In deze zaak heeft het Gerechtshof Arnhem-Leeuwarden op 12 november 2020 uitspraak gedaan in hoger beroep over de beloning van de curator van [belanghebbende]. De curator, die tevens de moeder van [belanghebbende] is, had verzocht om een beloning voor haar werkzaamheden als curator over de jaren 2006 tot en met 2019. De kantonrechter had eerder in een beschikking van 29 oktober 2019 de jaarlijkse beloning van de curator vastgesteld, maar de curator was het niet eens met deze beslissing en ging in hoger beroep.
Het hof heeft de feiten van de zaak in overweging genomen, waaronder de geestelijke stoornis van [belanghebbende] en de zorg die zij nodig heeft. De curator heeft aangegeven dat de administratieve en zorggerelateerde werkzaamheden omvangrijk zijn en dat zij nooit op de hoogte was gesteld van de mogelijkheid om een financiële vergoeding aan te vragen. Het hof heeft vastgesteld dat de curator recht heeft op een beloning volgens de geldende regels, ondanks dat er al rekening en verantwoording was afgelegd voor de jaren 2017 en 2018.

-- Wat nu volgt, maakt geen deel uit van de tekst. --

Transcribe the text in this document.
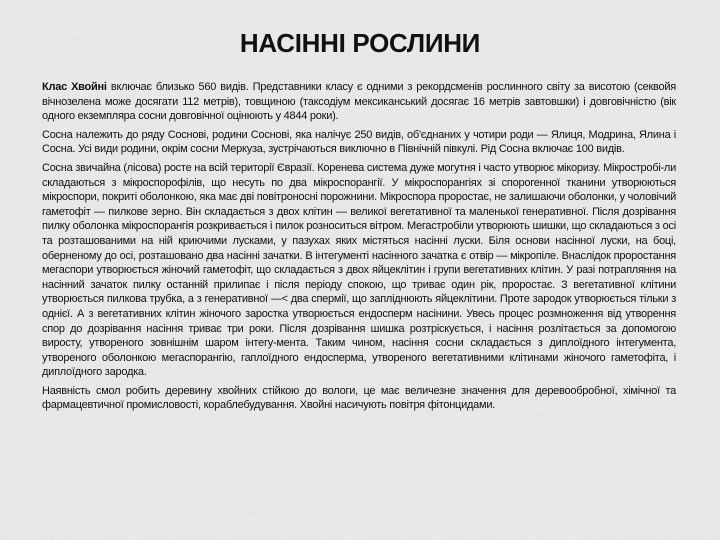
НАСІННІ РОСЛИНИ

Клас Хвойні включає близько 560 видів. Представники класу є одними з рекордсменів рослинного світу за висотою (секвойя вічнозелена може досягати 112 метрів), товщиною (таксодіум мексиканський досягає 16 метрів завтовшки) і довговічністю (вік одного екземпляра сосни довговічної оцінюють у 4844 роки).

Сосна належить до ряду Соснові, родини Соснові, яка налічує 250 видів, об'єднаних у чотири роди — Ялиця, Модрина, Ялина і Сосна. Усі види родини, окрім сосни Меркуза, зустрічаються виключно в Північній півкулі. Рід Сосна включає 100 видів.

Сосна звичайна (лісова) росте на всій території Євразії. Коренева система дуже могутня і часто утворює мікоризу. Мікростробі-ли складаються з мікроспорофілів, що несуть по два мікроспорангії. У мікроспорангіях зі спорогенної тканини утворюються мікроспори, покриті оболонкою, яка має дві повітроносні порожнини. Мікроспора проростає, не залишаючи оболонки, у чоловічий гаметофіт — пилкове зерно. Він складається з двох клітин — великої вегетативної та маленької генеративної. Після дозрівання пилку оболонка мікроспорангія розкривається і пилок розноситься вітром. Мегастробіли утворюють шишки, що складаються з осі та розташованими на ній криючими лусками, у пазухах яких містяться насінні луски. Біля основи насінної луски, на боці, оберненому до осі, розташовано два насінні зачатки. В інтегументі насінного зачатка є отвір — мікропіле. Внаслідок проростання мегаспори утворюється жіночий гаметофіт, що складається з двох яйцеклітин і групи вегетативних клітин. У разі потрапляння на насінний зачаток пилку останній прилипає і після періоду спокою, що триває один рік, проростає. З вегетативної клітини утворюється пилкова трубка, а з генеративної —< два спермії, що запліднюють яйцеклітини. Проте зародок утворюється тільки з однієї. А з вегетативних клітин жіночого заростка утворюється ендосперм насінини. Увесь процес розмноження від утворення спор до дозрівання насіння триває три роки. Після дозрівання шишка розтріскується, і насіння розлітається за допомогою виросту, утвореного зовнішнім шаром інтегу-мента. Таким чином, насіння сосни складається з диплоїдного інтегумента, утвореного оболонкою мегаспорангію, гаплоїдного ендосперма, утвореного вегетативними клітинами жіночого гаметофіта, і диплоїдного зародка.

Наявність смол робить деревину хвойних стійкою до вологи, це має величезне значення для деревообробної, хімічної та фармацевтичної промисловості, кораблебудування. Хвойні насичують повітря фітонцидами.
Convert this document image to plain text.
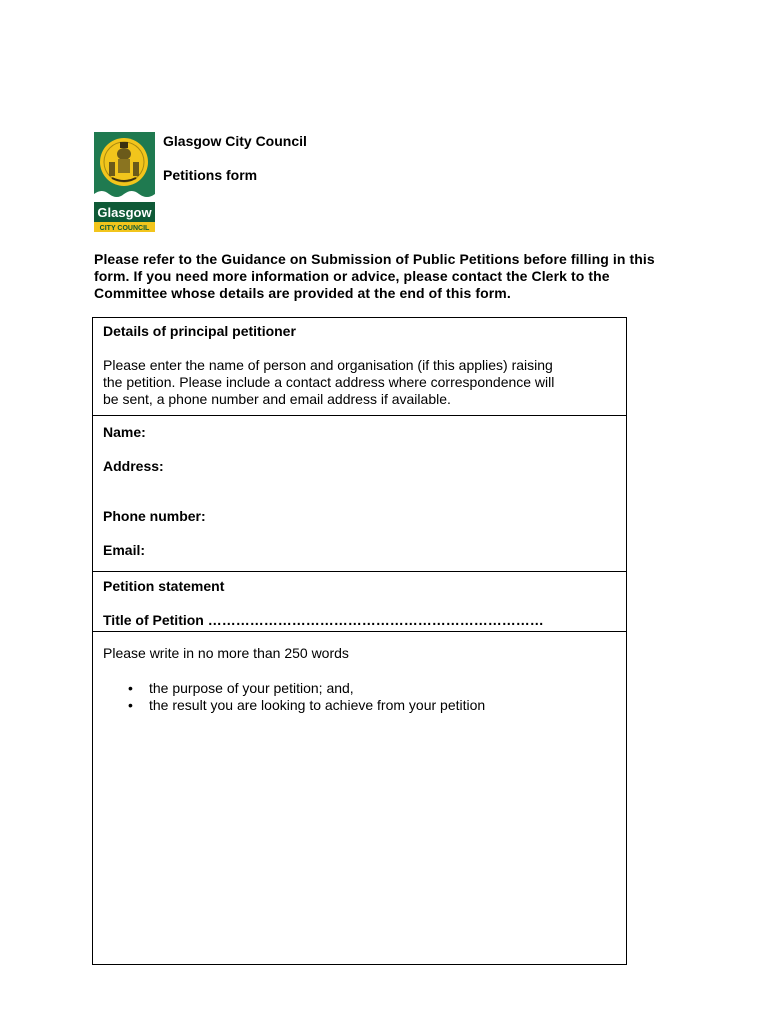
Glasgow
CITY COUNCIL
Glasgow City Council
Petitions form
Please refer to the Guidance on Submission of Public Petitions before filling in this form. If you need more information or advice, please contact the Clerk to the Committee whose details are provided at the end of this form.
Details of principal petitioner
Please enter the name of person and organisation (if this applies) raising
the petition. Please include a contact address where correspondence will
be sent, a phone number and email address if available.
Name:
Address:
Phone number:
Email:
Petition statement
Title of Petition ………………………………………………………………
Please write in no more than 250 words
• the purpose of your petition; and,
• the result you are looking to achieve from your petition
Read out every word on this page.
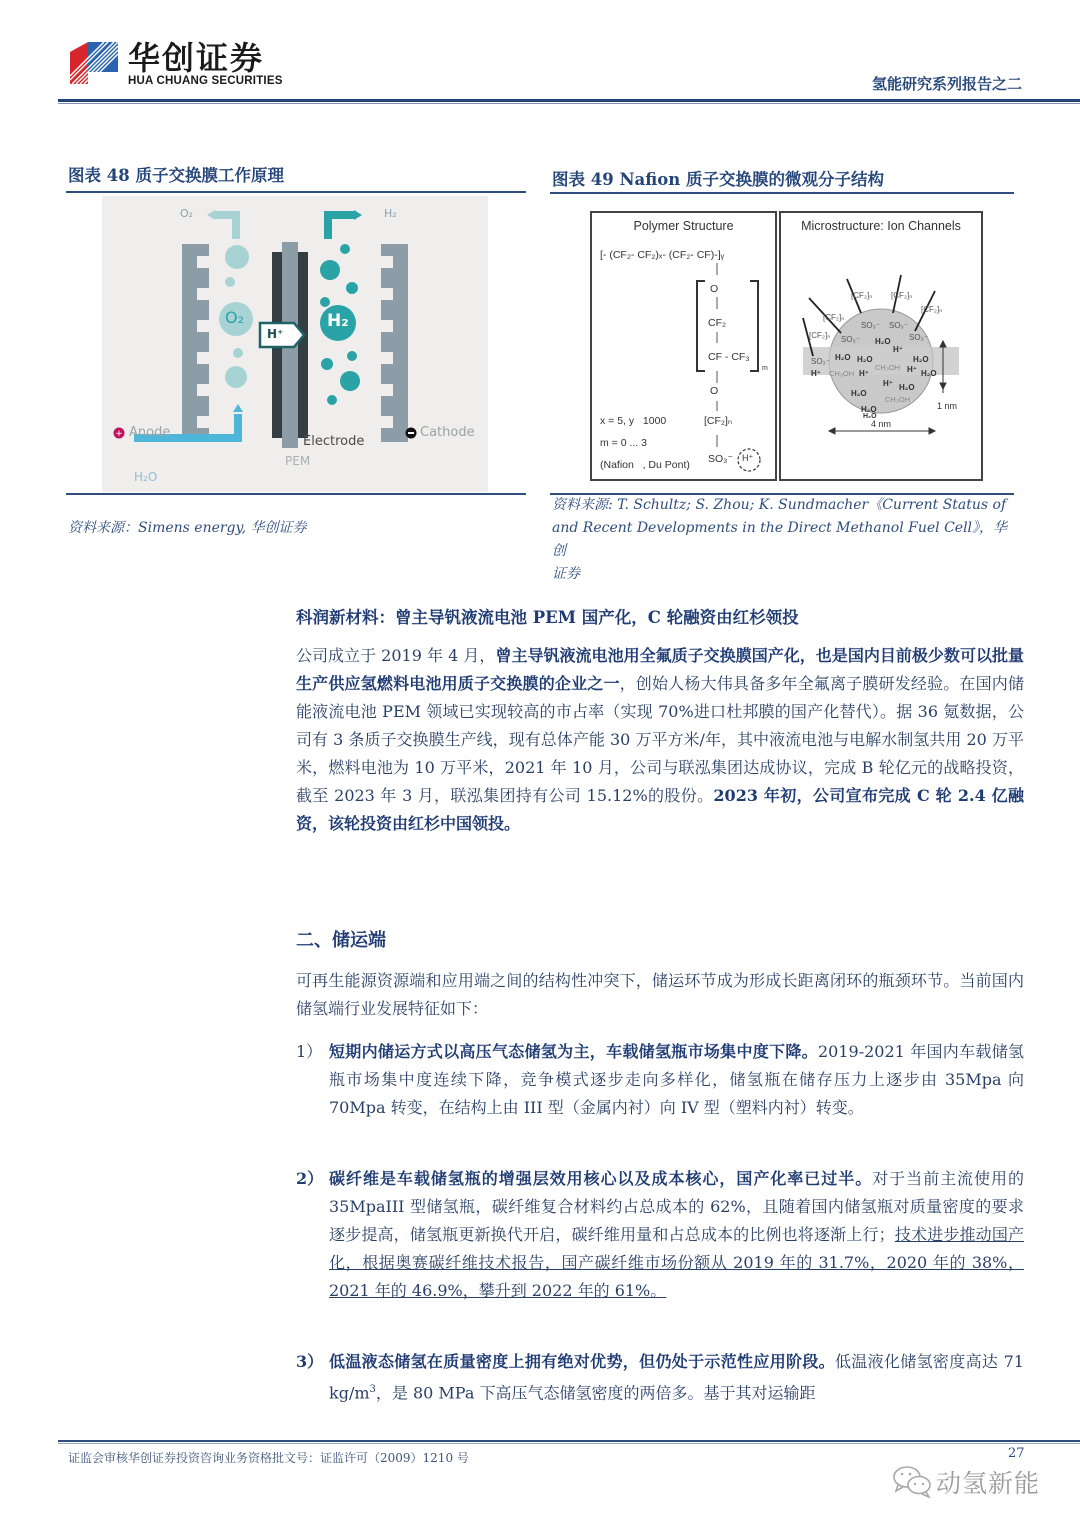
华创证券
HUA CHUANG SECURITIES	氢能研究系列报告之二
图表 48 质子交换膜工作原理
+
O₂	H₂
O₂	H₂
H⁺
Anode	Cathode
Electrode
PEM
H₂O
资料来源：Simens energy, 华创证券
图表 49 Nafion 质子交换膜的微观分子结构
Polymer Structure
[- (CF₂- CF₂)ₓ- (CF₂- CF)-]ᵧ
O
CF₂
CF - CF₃
m
O
[CF₂]ₙ
SO₃⁻ H⁺
x = 5, y   1000
m = 0 ... 3
(Nafion   , Du Pont)
Microstructure: Ion Channels
[CF₂]ₙ [CF₂]ₙ
[CF₂]ₙ
[CF₂]ₙ
[CF₂]ₙ
SO₃⁻ SO₃⁻
SO₃⁻
SO₃⁻
SO₃⁻
H₂O
H⁺
H₂O H₂O	H₂O
H⁺ CH₃OH H⁺
CH₃OH H⁺ H₂O
H⁺ H₂O
H₂O
CH₃OH
H₂O
H₂O
4 nm
1 nm
资料来源: T. Schultz; S. Zhou; K. Sundmacher《Current Status of
and Recent Developments in the Direct Methanol Fuel Cell》，华创
证券
科润新材料：曾主导钒液流电池 PEM 国产化，C 轮融资由红杉领投
公司成立于 2019 年 4 月，曾主导钒液流电池用全氟质子交换膜国产化，也是国内目前极少数可以批量生产供应氢燃料电池用质子交换膜的企业之一，创始人杨大伟具备多年全氟离子膜研发经验。在国内储能液流电池 PEM 领域已实现较高的市占率（实现 70%进口杜邦膜的国产化替代）。据 36 氪数据，公司有 3 条质子交换膜生产线，现有总体产能 30 万平方米/年，其中液流电池与电解水制氢共用 20 万平米，燃料电池为 10 万平米，2021 年 10 月，公司与联泓集团达成协议，完成 B 轮亿元的战略投资，截至 2023 年 3 月，联泓集团持有公司 15.12%的股份。2023 年初，公司宣布完成 C 轮 2.4 亿融资，该轮投资由红杉中国领投。
二、储运端
可再生能源资源端和应用端之间的结构性冲突下，储运环节成为形成长距离闭环的瓶颈环节。当前国内储氢端行业发展特征如下：
1） 短期内储运方式以高压气态储氢为主，车载储氢瓶市场集中度下降。2019-2021 年国内车载储氢瓶市场集中度连续下降，竞争模式逐步走向多样化，储氢瓶在储存压力上逐步由 35Mpa 向 70Mpa 转变，在结构上由 III 型（金属内衬）向 IV 型（塑料内衬）转变。
2） 碳纤维是车载储氢瓶的增强层效用核心以及成本核心，国产化率已过半。对于当前主流使用的 35MpaIII 型储氢瓶，碳纤维复合材料约占总成本的 62%，且随着国内储氢瓶对质量密度的要求逐步提高，储氢瓶更新换代开启，碳纤维用量和占总成本的比例也将逐渐上行；技术进步推动国产化，根据奥赛碳纤维技术报告，国产碳纤维市场份额从 2019 年的 31.7%，2020 年的 38%，2021 年的 46.9%，攀升到 2022 年的 61%。
3） 低温液态储氢在质量密度上拥有绝对优势，但仍处于示范性应用阶段。低温液化储氢密度高达 71 $kg/m^3$，是 80 MPa 下高压气态储氢密度的两倍多。基于其对运输距
证监会审核华创证券投资咨询业务资格批文号：证监许可（2009）1210 号	27
动氢新能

Uiteindelijk heeft het hof besloten de bestreden beschikking te vernietigen en de beloning van de curator voor de jaren 2015 tot en met 2019 vast te stellen. De beloning is vastgesteld op € 1.080,- voor 2015, € 1.078,70 voor 2016, € 1.078,70 voor 2017, € 1.078,70 voor 2018 en € 1.106,- voor 2019. Het hof heeft het verzoek van de curator voor de jaren daarvoor afgewezen, omdat zij als familielid niet voldoet aan de eisen voor professionele curatoren. De beslissing is openbaar uitgesproken in aanwezigheid van de griffier.